Scientists have recently collected and summarized results from 116 scientific studies to determine how video games can influence our brains and behaviors. The findings of their review were published in Frontiers in Human Neuroscience.
“Games have sometimes been praised or demonized, often without real data backing up those claims. Moreover, gaming is a popular activity, so everyone seems to have strong opinions on the topic,” says Marc Palaus, first author of the review.
By looking at all research to date, Palaus and team aimed to observe whether any trends had emerged with regard to how video games impact the structure and activity of the brain. A total of 22 of the reviewed studies explored structural changes in the brain and 100 studies analyzed changes in brain functionality and behavior.
Results of the studies indicate that playing video games not only changes how our brains perform but also their structure.
For example, video game use is known to affect attention. The studies included in the review show that video game players display improvements in several types of attention, including sustained attention and selective attention. Furthermore, the regions of the brain that play a role in attention are more efficient in gamers compared with non-gamers, and they require less activation to stay focused on demanding tasks.
Evidence also demonstrates that playing video games increases the size and competence of parts of the brain responsible for visuospatial skills – a person’s ability to identify visual and spatial relationships among objects. In long-term gamers and individuals who had volunteered to follow a video game training plan, the right hippocampus was enlarged.
Researchers have discovered that video gaming can be addictive – a phenomenon known as “Internet gaming disorder.”
In gaming addicts, there are functional and structural alterations in the neural reward system – a group of structures associated with feeling pleasure, learning, and motivation. Exposing video game addicts to game-related cues that cause cravings, and monitoring their brain responses, highlighted these changes – changes that are also seen in other addictive disorders.
Scientists at the University of California-San Francisco (UCSF) clarify that this provides a measure of scientific support in the brain fitness arena – criticized for lacking evidence – that brain training can stimulate meaningful and lasting changes.
After 12 hours of training over the period of a month, study participants aged between 60 to 85 years improved performance on the game that surpassed that of individuals in their 20s playing the game for the first time.
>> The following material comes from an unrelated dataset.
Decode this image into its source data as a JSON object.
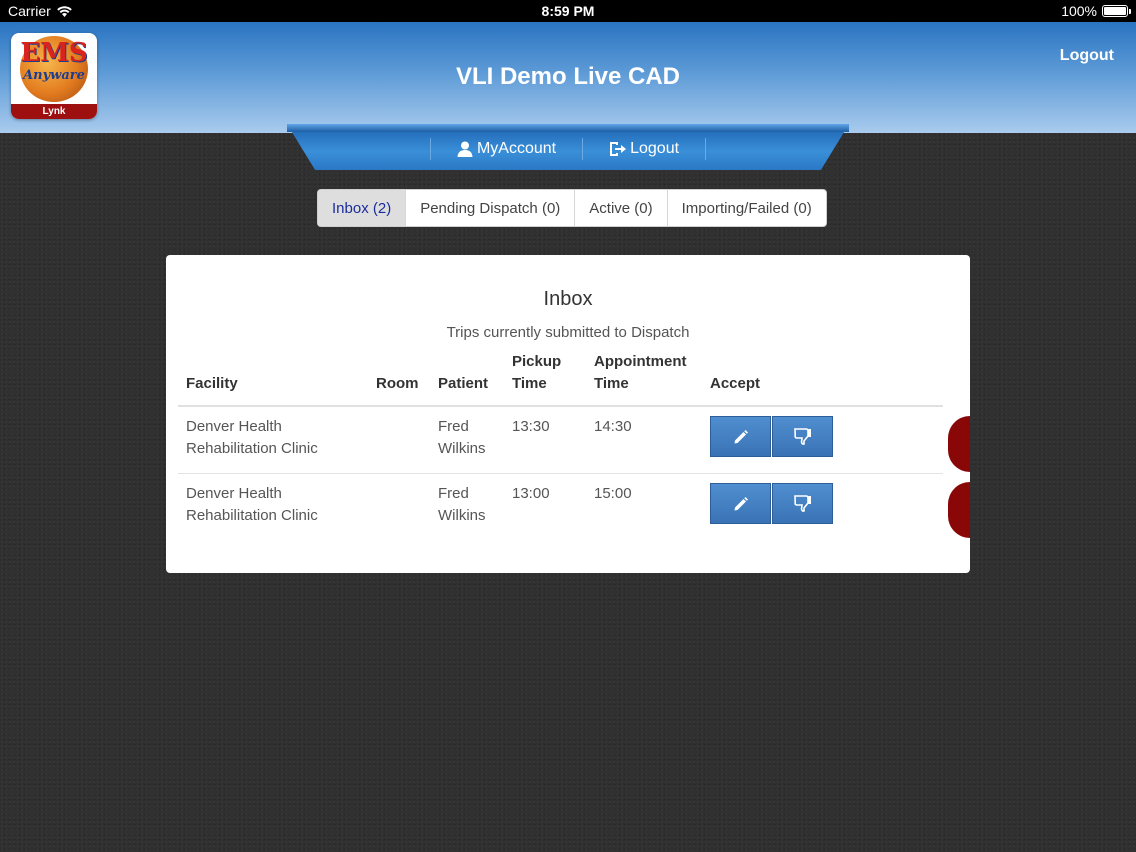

Moreover, two other significant cognitive areas were improved: working memory and sustained attention. These skills were maintained 6 months after completion of their training.
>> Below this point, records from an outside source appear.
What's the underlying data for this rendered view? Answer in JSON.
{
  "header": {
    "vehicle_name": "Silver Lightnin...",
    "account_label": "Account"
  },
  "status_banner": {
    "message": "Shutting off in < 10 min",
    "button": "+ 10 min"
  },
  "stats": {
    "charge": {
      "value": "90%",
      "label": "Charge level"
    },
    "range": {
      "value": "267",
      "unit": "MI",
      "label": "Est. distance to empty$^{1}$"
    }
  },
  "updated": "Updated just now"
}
“The finding is a powerful example of how plastic the older brain is,” says Dr. Adam Gazzaley, Ph.D., UCSF associate professor of neurology, physiology and psychiatry and director of the Neuroscience Imaging Center. Dr. Gazzaley notes that it is encouraging that even a little brain training can reverse some of the brain decline that occurs with age.
A recent study conducted by neurobiologists at the University of California-Irvine (UCI) found that playing 3-D video games could also boost the formation of memories. Participants were allocated to either a group that played video games with a 2-D environment or a 3-D environment. After playing the games for 30 minutes per day for 2 weeks, the students were given memory tests that engaged the brain’s hippocampus.
The participants in the 3-D group significantly improved their memory test scores compared with the 2-D group. The 3-D group’s memory performance increased by 12 percent – the same amount that memory performance usually declines by between 45 and 70 years of age.
“First, the 3-D games have a few things the 2-D ones do not,” says Craig Stark, of UCI’s Center for the Neurobiology of Learning & Memory. “They’ve got a lot more spatial information in there to explore. Second, they’re much more complex, with a lot more information to learn. Either way, we know this kind of learning and memory not only stimulates but requires the hippocampus.”
Strategy video games, in particular, have shown promise in improving brain function among older adults and may provide protection against dementia and Alzheimer’s disease.
“If the target is to improve older adults’ cognitive control, reasoning, and higher-order cognitive skills, and stave off dementia and Alzheimer’s disease as long as possible, then maybe strategy games are the way to go,” informs Chandramallika Basak, assistant professor at the Center for Vital Longevity and School of Behavioral and Brain Sciences at the University of Texas at Dallas.
Basak, like Charness, agrees that cognitive training should come second to physical activity programs when it comes to improving cognitive function. Physical fitness programs have been linked with positive effects on cognition and brain function and structure.
There is evidence to suggest that video games may be a viable treatment for depression and improve memory and mood in adults with mild cognitive impairment.
The effect of video games on the brain is a new area of research that will continue to be explored. We may just be scraping the surface of the potential that video games could present in enhancing cognitive ability and preventing cognitive disorders.